TR: More data and higher resolution means more computing horsepower, right?

AM: Until the last few years, weather prediction models were built for geographically large storms, like the standard low pressure systems we see on the weather maps. They did not resolve the most important weather, such as tropical storms and thunderstorms. Right now, we are testing new hurricane models, not in use yet, that run at resolutions as high as 1 to 4 km (compared with the current global models that run with 40 km grid meshes), and have much more realistic hurricane dynamics. But in order to run those we need bigger, faster computers. They should help improve the hurricane forecasts.

TR: We’re trying to predict hurricanes with modeling tools meant to predict larger weather systems?

AM: We do have a model developed especially for hurricanes that is used as one of the operational ensemble models. It was developed in the early 1990s by NOAA’s Geophysical Fluid Dynamics Laboratory, but it is lower resolution and does not accommodate some of the crucial physical processes. Since modeling techniques and computer speeds have advanced, we are developing a new model called the Hurricane Weather Research and Forecast model.

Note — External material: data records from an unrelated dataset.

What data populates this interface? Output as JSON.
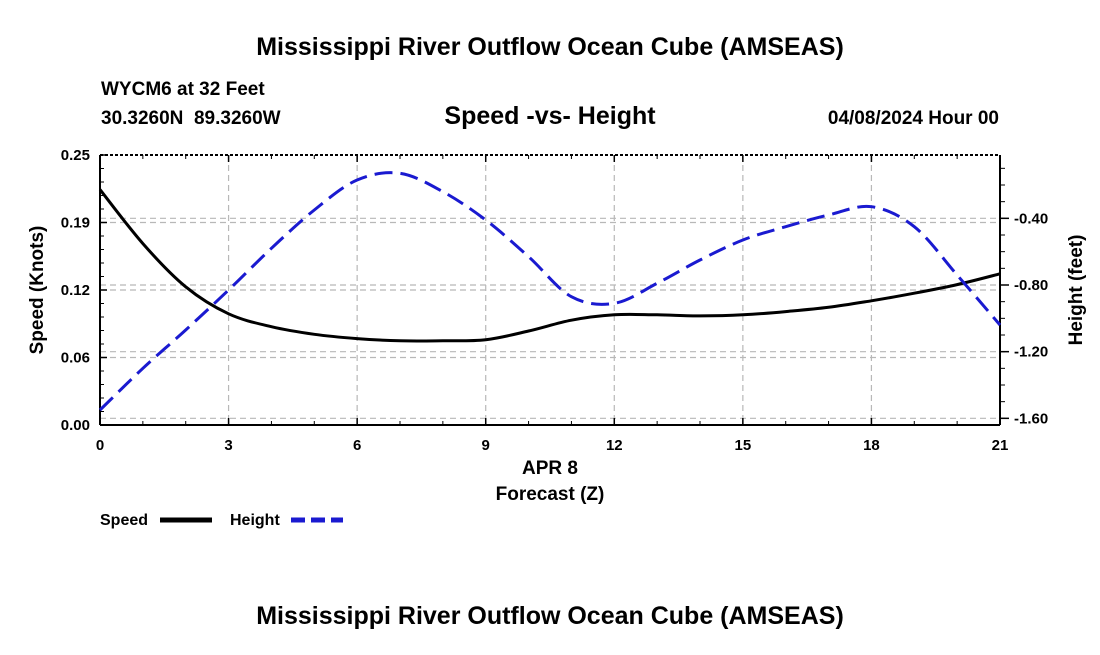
{
  "chart_data": {
    "type": "line",
    "title": "Mississippi River Outflow Ocean Cube (AMSEAS)",
    "footer_title": "Mississippi River Outflow Ocean Cube (AMSEAS)",
    "station": "WYCM6 at 32 Feet",
    "coordinates": "30.3260N  89.3260W",
    "subtitle": "Speed -vs- Height",
    "datetime": "04/08/2024 Hour 00",
    "xlabel_top": "APR 8",
    "xlabel": "Forecast (Z)",
    "ylabel_left": "Speed (Knots)",
    "ylabel_right": "Height (feet)",
    "xlim": [
      0,
      21
    ],
    "ylim_left": [
      0,
      0.25
    ],
    "ylim_right": [
      -1.64,
      -0.02
    ],
    "x_ticks": [
      "0",
      "3",
      "6",
      "9",
      "12",
      "15",
      "18",
      "21"
    ],
    "y_left_ticks": [
      "0.00",
      "0.06",
      "0.12",
      "0.19",
      "0.25"
    ],
    "y_right_ticks": [
      "-0.40",
      "-0.80",
      "-1.20",
      "-1.60"
    ],
    "grid": true,
    "series": [
      {
        "name": "Speed",
        "axis": "left",
        "color": "#000000",
        "style": "solid",
        "x": [
          0,
          1,
          2,
          3,
          4,
          5,
          6,
          7,
          8,
          9,
          10,
          11,
          12,
          13,
          14,
          15,
          16,
          17,
          18,
          19,
          20,
          21
        ],
        "values": [
          0.218,
          0.168,
          0.128,
          0.103,
          0.091,
          0.084,
          0.08,
          0.078,
          0.078,
          0.079,
          0.087,
          0.097,
          0.102,
          0.102,
          0.101,
          0.102,
          0.105,
          0.109,
          0.115,
          0.122,
          0.13,
          0.14
        ]
      },
      {
        "name": "Height",
        "axis": "right",
        "color": "#1a1ad0",
        "style": "dashed",
        "x": [
          0,
          1,
          2,
          3,
          4,
          5,
          6,
          7,
          8,
          9,
          10,
          11,
          12,
          13,
          14,
          15,
          16,
          17,
          18,
          19,
          20,
          21
        ],
        "values": [
          -1.55,
          -1.3,
          -1.07,
          -0.83,
          -0.58,
          -0.35,
          -0.17,
          -0.13,
          -0.24,
          -0.41,
          -0.63,
          -0.87,
          -0.91,
          -0.79,
          -0.65,
          -0.53,
          -0.45,
          -0.38,
          -0.33,
          -0.45,
          -0.74,
          -1.04
        ]
      }
    ]
  },
  "legend": {
    "speed_label": "Speed",
    "height_label": "Height"
  }
}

TR: How much computation do you have, and what do you need, exactly?

AM: The operational weather prediction system is an IBM massively parallel supercomputer in the Washington DC area, at the National Weather Service’s National Center for Environmental Prediction. A weather model typically uses 500 to 1,000 processors in parallel. A faster computer is crucial, because then you can represent the real dynamics of a hurricane. To represent what is happening in the eyewall you need a very high resolution model and a very fast computer.

TR: The benefits seem obvious – tighter predictions can save lives and avoid needless evacuations.

AM: They always used to say an evacuation alone costs a million dollars a mile. If you warn 50 miles of coastline, it’s going to cost $50 million. I think that was pre-Katrina. We are going to look at Rita and Katrina and say they cost perhaps as much as $10 million per mile, and we are going to need much higher accuracy. A warning of 100 miles of coastline would cost $1 billion. There are lots of things we can do to improve our forecast so we can improve on our evacuation accuracy.

TR: What does the federal government spend on hurricane forecasting now, and what’s needed?

AM: We put about $50 million total into everything from the hurricane center to the models. I think that if you really said “You know, this is an extraordinary problem that is going to cost, like Katrina did, $100 billion,” you’d want to spend an additional couple hundred million a year to really improve as fast as possible.